Manager Steve Coppell muss in jeder Diskussion über Reading-Legenden an erster Stelle stehen. Seine taktische Klugheit und sein Gespür für Charakterspieler formten den erfolgreichsten Kader der Vereinsgeschichte. Brian McDermott führte den Klub ebenfalls durch wichtige Phasen und hinterließ seinen eigenen Fußabdruck in der Vereinschronik.

Ikonische Trikots

Das charakteristischste Merkmal eines Reading-Trikots sind die ikonischen blau-weißen Horizontalstreifen, die den Spitznamen 'The Royals' visuell unterstreichen. Dieses Design hat sich über Jahrzehnte gehalten und ist fester Bestandteil der Vereinsidentität. Ein retro Reading Trikot aus den 1980er- und 1990er-Jahren besticht durch die typischen breiten Streifen und klassischen Kragen-Schnitte, die diese Ära definieren.

Die Trikots der Aufstiegssaison 2005/06 sind unter Sammlern besonders begehrt – sie stehen symbolisch für den größten Erfolg in der modernen Vereinsgeschichte. Die Sponsor-Logos wechselten über die Jahre, wobei Autotrader und Waitrose zu den bekanntesten Trikotsponsor-Partnerschaften gehören.

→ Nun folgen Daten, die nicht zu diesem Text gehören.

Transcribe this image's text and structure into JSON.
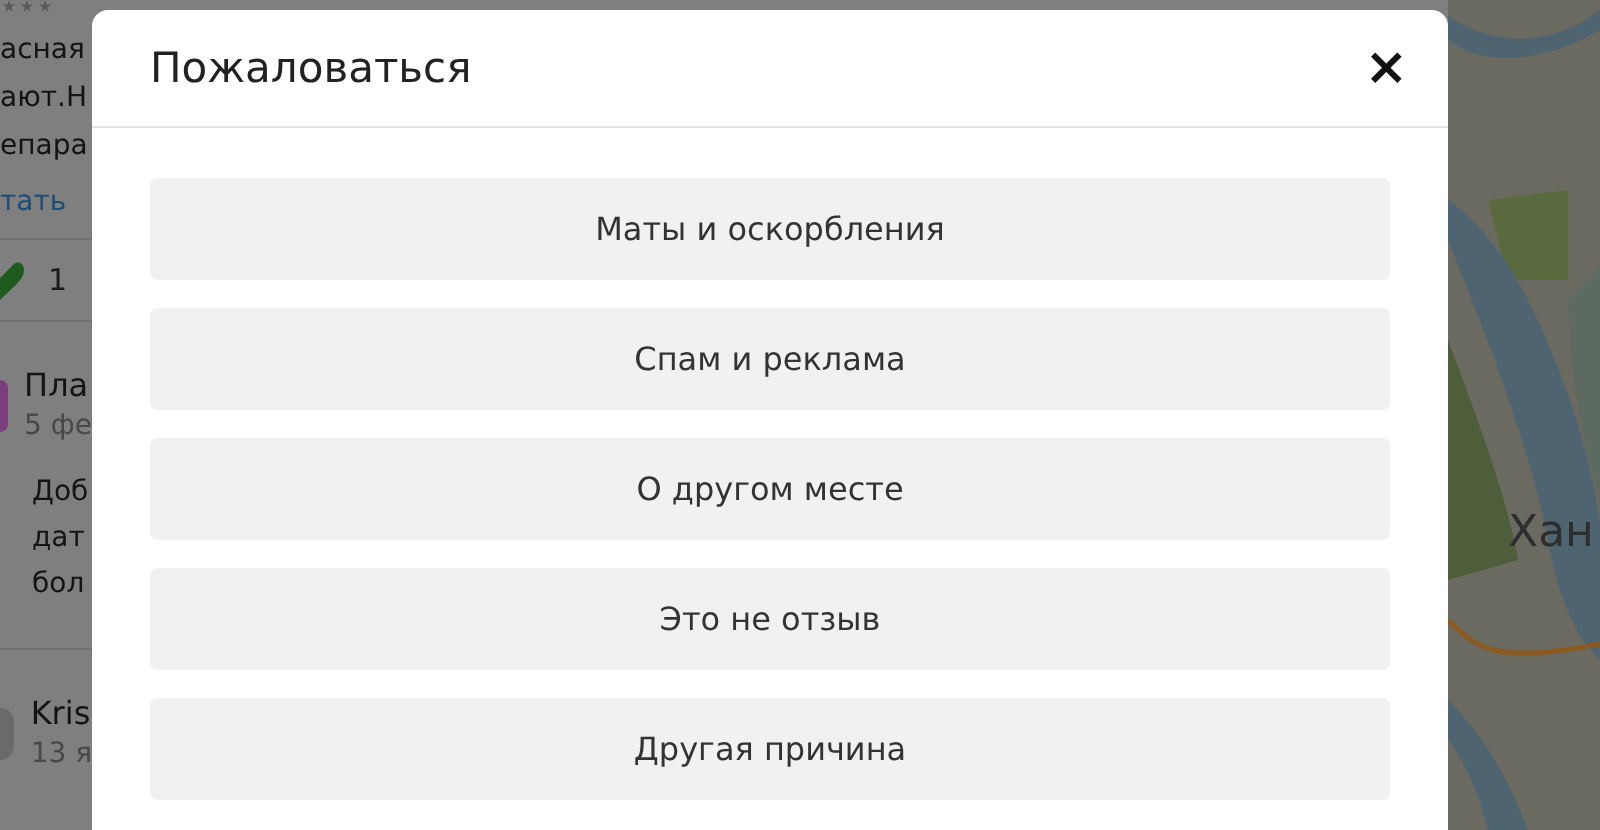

Die Premier-League-Trikots aus den Saisons 2006/07 und 2012/13 tragen das begehrte Premier-League-Löwenlogo und sind entsprechend wertvoll.

Auswärtstrikots in Rot oder Gelb boten immer wieder interessante farbliche Abwechslungen und werden von Sammlern wegen ihrer Seltenheit geschätzt. Die Qualität der Trikots verbesserte sich mit den Jahren spürbar – von einfachen Baumwollmischungen hin zu modernen Performance-Materialien. Wer die Geschichte Reading FCs am Leib tragen möchte, findet in unseren 85 verfügbaren Exemplaren garantiert das passende Stück.

Sammlertipps

Beim Kauf eines Reading-Retro-Trikots sollten Sammler besonders auf die Saisons 2005/06 (Rekordmeisterschaft), 2006/07 und 2012/13 (Premier-League-Jahre) achten – diese Stücke erzielen die höchsten Preise. Match-worn-Trikots mit nachweisbarer Spielerhistorie sind deutlich wertvoller als Replicas. Auf den Zustand achten: originale Spielernamen und Nummern sowie unbeschädigte Sponsoren-Logos steigern den Wert erheblich. Trikots aus dem alten Elm Park vor 1998 gelten als besonders rare Sammlerstücke für echte Kenner.